Czyli nie dasz się namówić na to, abyś wskazał miejsce czy osobę (light designera), które stanowią wyzwanie?
Light designer, który stanowi wyzwanie to Jolo! I Makuś! Zawsze! (śmiech) Ale wracając do tematu: nie zawsze te gigantyczne realizacje są spektakularne. Pamiętam lata temu realizację w Spodku, gdzie występował między innymi Ryszard Rynkowski i jeszcze kilka innych polskich wykonawców. Widzowie dopisali, ponieważ było około 11 tysięcy ludzi. Tam naprawdę było widać, że te 11 tysięcy widzów reaguje na to, co się dzieje na scenie. Ten zachwyt publiczności to jest najlepsze podziękowanie.

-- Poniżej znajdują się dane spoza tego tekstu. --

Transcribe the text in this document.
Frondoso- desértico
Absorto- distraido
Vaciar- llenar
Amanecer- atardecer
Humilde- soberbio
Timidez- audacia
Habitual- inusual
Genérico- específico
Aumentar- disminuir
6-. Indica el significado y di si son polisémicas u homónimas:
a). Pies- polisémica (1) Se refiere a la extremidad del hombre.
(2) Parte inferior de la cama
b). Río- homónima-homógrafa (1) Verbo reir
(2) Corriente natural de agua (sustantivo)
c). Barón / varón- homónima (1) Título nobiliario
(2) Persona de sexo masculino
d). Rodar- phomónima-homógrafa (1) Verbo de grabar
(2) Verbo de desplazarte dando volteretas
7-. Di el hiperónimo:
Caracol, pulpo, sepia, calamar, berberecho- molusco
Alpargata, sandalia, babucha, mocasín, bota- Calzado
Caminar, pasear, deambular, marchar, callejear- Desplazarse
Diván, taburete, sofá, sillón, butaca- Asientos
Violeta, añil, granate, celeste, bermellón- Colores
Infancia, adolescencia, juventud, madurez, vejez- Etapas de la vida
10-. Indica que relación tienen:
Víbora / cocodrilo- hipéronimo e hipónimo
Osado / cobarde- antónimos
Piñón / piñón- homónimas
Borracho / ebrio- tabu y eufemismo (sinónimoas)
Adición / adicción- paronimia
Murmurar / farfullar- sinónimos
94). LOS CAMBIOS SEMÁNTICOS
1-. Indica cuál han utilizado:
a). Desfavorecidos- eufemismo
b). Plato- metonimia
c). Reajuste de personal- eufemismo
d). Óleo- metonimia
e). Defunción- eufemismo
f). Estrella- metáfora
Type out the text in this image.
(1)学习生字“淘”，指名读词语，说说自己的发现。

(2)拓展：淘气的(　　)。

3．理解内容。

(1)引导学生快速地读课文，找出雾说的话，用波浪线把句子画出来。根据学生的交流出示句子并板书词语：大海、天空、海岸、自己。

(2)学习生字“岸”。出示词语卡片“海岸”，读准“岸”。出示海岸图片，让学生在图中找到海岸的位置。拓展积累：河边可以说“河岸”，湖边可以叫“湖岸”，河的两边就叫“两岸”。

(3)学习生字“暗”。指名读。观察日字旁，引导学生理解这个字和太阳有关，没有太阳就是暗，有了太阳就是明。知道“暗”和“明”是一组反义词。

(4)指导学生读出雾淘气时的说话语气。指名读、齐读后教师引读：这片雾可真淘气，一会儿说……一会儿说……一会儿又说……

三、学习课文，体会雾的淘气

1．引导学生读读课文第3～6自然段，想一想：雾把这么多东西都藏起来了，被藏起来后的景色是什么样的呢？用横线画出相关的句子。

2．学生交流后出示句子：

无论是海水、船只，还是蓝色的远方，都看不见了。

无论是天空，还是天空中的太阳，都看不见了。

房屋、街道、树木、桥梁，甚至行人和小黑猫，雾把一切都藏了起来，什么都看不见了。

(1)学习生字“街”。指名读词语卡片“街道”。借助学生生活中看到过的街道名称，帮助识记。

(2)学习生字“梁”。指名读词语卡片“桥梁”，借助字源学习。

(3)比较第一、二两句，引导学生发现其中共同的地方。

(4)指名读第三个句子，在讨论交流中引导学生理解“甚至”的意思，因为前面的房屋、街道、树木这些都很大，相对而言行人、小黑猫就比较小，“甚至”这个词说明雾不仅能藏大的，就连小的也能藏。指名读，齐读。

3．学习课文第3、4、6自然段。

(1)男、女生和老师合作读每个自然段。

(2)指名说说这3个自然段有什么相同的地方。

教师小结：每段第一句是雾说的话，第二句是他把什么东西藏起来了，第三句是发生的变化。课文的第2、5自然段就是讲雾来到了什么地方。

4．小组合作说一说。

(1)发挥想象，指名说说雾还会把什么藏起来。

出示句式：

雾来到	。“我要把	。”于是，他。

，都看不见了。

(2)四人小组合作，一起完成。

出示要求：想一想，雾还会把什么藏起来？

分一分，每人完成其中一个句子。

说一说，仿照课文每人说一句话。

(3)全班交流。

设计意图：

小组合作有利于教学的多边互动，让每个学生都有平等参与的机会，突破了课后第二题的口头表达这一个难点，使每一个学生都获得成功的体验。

Na sam koniec zapytam, czego życzyć Tobie i całemu zespołowi? Jak wyobrażasz sobie dalszy rozwój?
Myślę, że trzeba życzyć nie tylko nam, ale i całej branży, aby się dużo działo i abyśmy szli do przodu!
Ze strony www Studia Techniki Oświetleniowej można wyczytać, iż ekipa Sławka ma na koncie pon ad 5500 zrealizowanych koncertów oraz 38 450 wypitych kaw. Życzę zatem, aby te liczby rosły w ogromnym tempie, a kolejne kawy niech zawsze będą uwieńczeniem następnej udanej realizacji.